Le corps n'est pas un vêtement

On aura longtemps fait de notre corps la cause de passions mauvaises et de funestes égarements, l'adversaire qu'il faut tenir en bride et réduire au minimum requis par les besoins de la vie.
Une longue tradition enseigne - belle constance ! - que le corps à son pire, la chair, entraîne aux instincts de la bête, nous détournant de notre patrie, qui est du ciel. Avec cette réalité, il faut bien s'accommoder, mais ce sera en lui imposant les règles les plus strictes d'une discipline de fer. Le dualisme, certes, n'était pas toujours aussi tranché : les anges aussi, prétendait-on, ont un corps. Oui ! mais immatériel. Tel sera le nôtre au jour de la grande recréation. Et Dieu lui-même n'avait pas dédaigné, au scandale des Grecs, de prendre forme humaine. Il n'empêche ! Les termes du réquisitoire variaient peu.

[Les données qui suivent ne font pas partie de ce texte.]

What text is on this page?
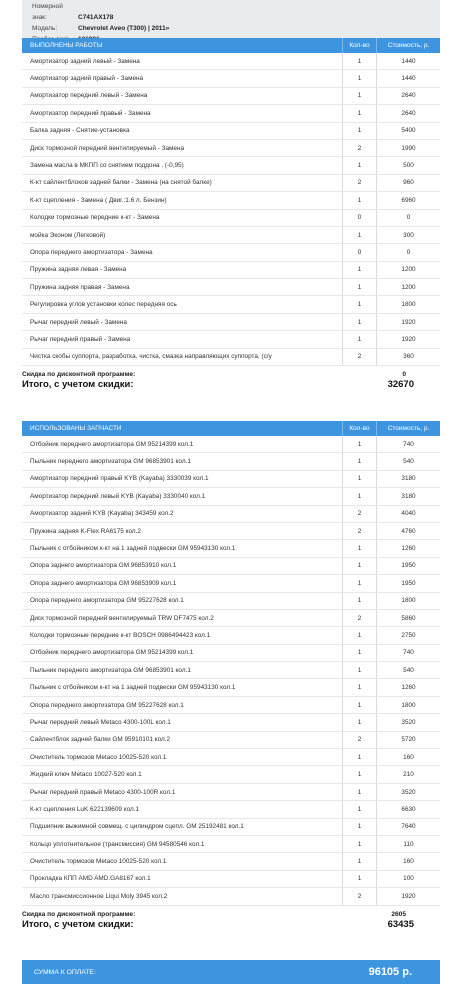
Номерной знак:	C741AX178
Модель:	Chevrolet Aveo (T300) | 2011»
ВЫПОЛНЕНЫ РАБОТЫ	Кол-во	Стоимость, р.
Амортизатор задний левый - Замена	1	1440
Амортизатор задний правый - Замена	1	1440
Амортизатор передний левый - Замена	1	2640
Амортизатор передний правый - Замена	1	2640
Балка задняя - Снятие-установка	1	5400
Диск тормозной передний вентилируемый - Замена	2	1990
Замена масла в МКПП со снятием поддона . (-0,95)	1	500
К-кт сайлентблоков задней балки - Замена (на снятой балке)	2	960
К-кт сцепления - Замена ( Двиг.:1.6 л. Бензин)	1	6960
Колодки тормозные передние к-кт - Замена	0	0
мойка Эконом (Легковой)	1	300
Опора переднего амортизатора - Замена	0	0
Пружина задняя левая - Замена	1	1200
Пружина задняя правая - Замена	1	1200
Регулировка углов установки колес передняя ось	1	1800
Рычаг передний левый - Замена	1	1920
Рычаг передний правый - Замена	1	1920
Чистка скобы суппорта, разработка, чистка, смазка направляющих суппорта, (с/у	2	360
Скидка по дисконтной программе:	0
Итого, с учетом скидки:	32670
ИСПОЛЬЗОВАНЫ ЗАПЧАСТИ	Кол-во	Стоимость, р.
Отбойник переднего амортизатора GM 95214399 кол.1	1	740
Пыльник переднего амортизатора GM 96853901 кол.1	1	540
Амортизатор передний правый KYB (Kayaba) 3330039 кол.1	1	3180
Амортизатор передний левый KYB (Kayaba) 3330040 кол.1	1	3180
Амортизатор задний KYB (Kayaba) 343459 кол.2	2	4040
Пружина задняя K-Flex RA6175 кол.2	2	4760
Пыльник с отбойником к-кт на 1 задней подвески GM 95943130 кол.1	1	1260
Опора заднего амортизатора GM 96853910 кол.1	1	1950
Опора заднего амортизатора GM 96853909 кол.1	1	1950
Опора переднего амортизатора GM 95227628 кол.1	1	1800
Диск тормозной передний вентилируемый TRW DF7475 кол.2	2	5860
Колодки тормозные передние к-кт BOSCH 0986494423 кол.1	1	2750
Отбойник переднего амортизатора GM 95214399 кол.1	1	740
Пыльник переднего амортизатора GM 96853901 кол.1	1	540
Пыльник с отбойником к-кт на 1 задней подвески GM 95943130 кол.1	1	1260
Опора переднего амортизатора GM 95227628 кол.1	1	1800
Рычаг передний левый Metaco 4300-100L кол.1	1	3520
Сайлентблок задней балки GM 95910101 кол.2	2	5720
Очиститель тормозов Metaco 10025-520 кол.1	1	160
Жидкий ключ Metaco 10027-520 кол.1	1	210
Рычаг передний правый Metaco 4300-100R кол.1	1	3520
К-кт сцепления LuK 622139609 кол.1	1	6630
Подшипник выжимной совмещ. с цилиндром сцепл. GM 25192481 кол.1	1	7640
Кольцо уплотнительное (трансмиссия) GM 94580546 кол.1	1	110
Очиститель тормозов Metaco 10025-520 кол.1	1	160
Прокладка КПП AMD AMD.GA8167 кол.1	1	100
Масло трансмиссионное Liqui Moly 3945 кол.2	2	1920
Скидка по дисконтной программе:	2605
Итого, с учетом скидки:	63435
СУММА К ОПЛАТЕ:	96105 р.
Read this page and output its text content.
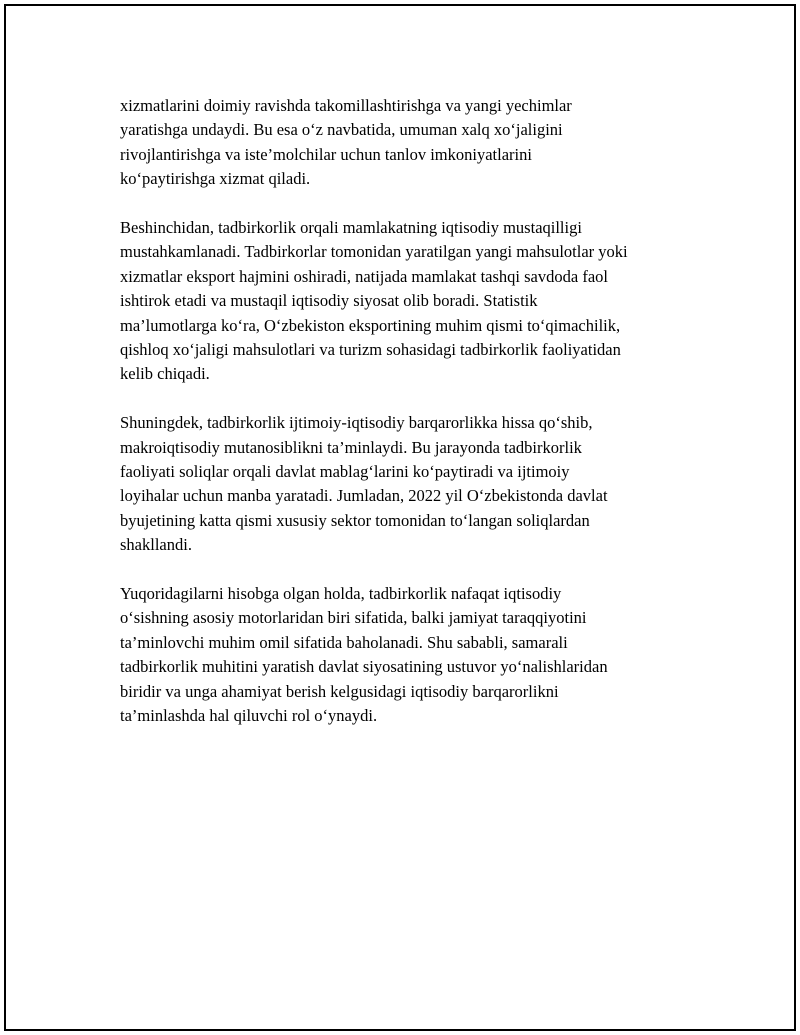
xizmatlarini doimiy ravishda takomillashtirishga va yangi yechimlar
yaratishga undaydi. Bu esa o‘z navbatida, umuman xalq xo‘jaligini
rivojlantirishga va iste’molchilar uchun tanlov imkoniyatlarini
ko‘paytirishga xizmat qiladi.

Beshinchidan, tadbirkorlik orqali mamlakatning iqtisodiy mustaqilligi
mustahkamlanadi. Tadbirkorlar tomonidan yaratilgan yangi mahsulotlar yoki
xizmatlar eksport hajmini oshiradi, natijada mamlakat tashqi savdoda faol
ishtirok etadi va mustaqil iqtisodiy siyosat olib boradi. Statistik
ma’lumotlarga ko‘ra, O‘zbekiston eksportining muhim qismi to‘qimachilik,
qishloq xo‘jaligi mahsulotlari va turizm sohasidagi tadbirkorlik faoliyatidan
kelib chiqadi.

Shuningdek, tadbirkorlik ijtimoiy-iqtisodiy barqarorlikka hissa qo‘shib,
makroiqtisodiy mutanosiblikni ta’minlaydi. Bu jarayonda tadbirkorlik
faoliyati soliqlar orqali davlat mablag‘larini ko‘paytiradi va ijtimoiy
loyihalar uchun manba yaratadi. Jumladan, 2022 yil O‘zbekistonda davlat
byujetining katta qismi xususiy sektor tomonidan to‘langan soliqlardan
shakllandi.

Yuqoridagilarni hisobga olgan holda, tadbirkorlik nafaqat iqtisodiy
o‘sishning asosiy motorlaridan biri sifatida, balki jamiyat taraqqiyotini
ta’minlovchi muhim omil sifatida baholanadi. Shu sababli, samarali
tadbirkorlik muhitini yaratish davlat siyosatining ustuvor yo‘nalishlaridan
biridir va unga ahamiyat berish kelgusidagi iqtisodiy barqarorlikni
ta’minlashda hal qiluvchi rol o‘ynaydi.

Aujourd'hui, nous avons appris que, sans le corps, la vie ne saurait s'éprouver, et que cette expérience originaire, joie et souffrance, est bien plus qu'une affaire d'organes, de nerfs et de muscles. La conscience d'exister, qui est parfois pur bonheur, que serait-elle sans la joie que procure l'effort ou la marche ou le chant ? La santé est un état où le corps se fait oublier. Sans doute ! Mais cela ne fait pas de celui-ci un vêtement, qui devrait être aussi misérable et loqueteux que possible. Il est, pourtant, une autre dérive, strictement inverse, qui nous égare également.
S'il faut le célébrer, que ce ne soit pas, pourtant, dans le vain espoir que le corps paraisse toujours jeune, cette nouvelle expression d'un lointain mépris. Mieux vaudrait retenir la leçon de cet acteur célèbre qui refusait d'être maquillé lors de ses passages à la télévision : respectez mes cernes et mes rides, ils ont mis longtemps à paraître ! Inutile donc de vouloir lutter contre les effets de l'âge, la mort est inéluctable.
Le corps n'est pas un ennemi à combattre, puisque nous sommes cela aussi : un être de chair et de sang, et la chair, la vie en nous qui jouit d'elle-même.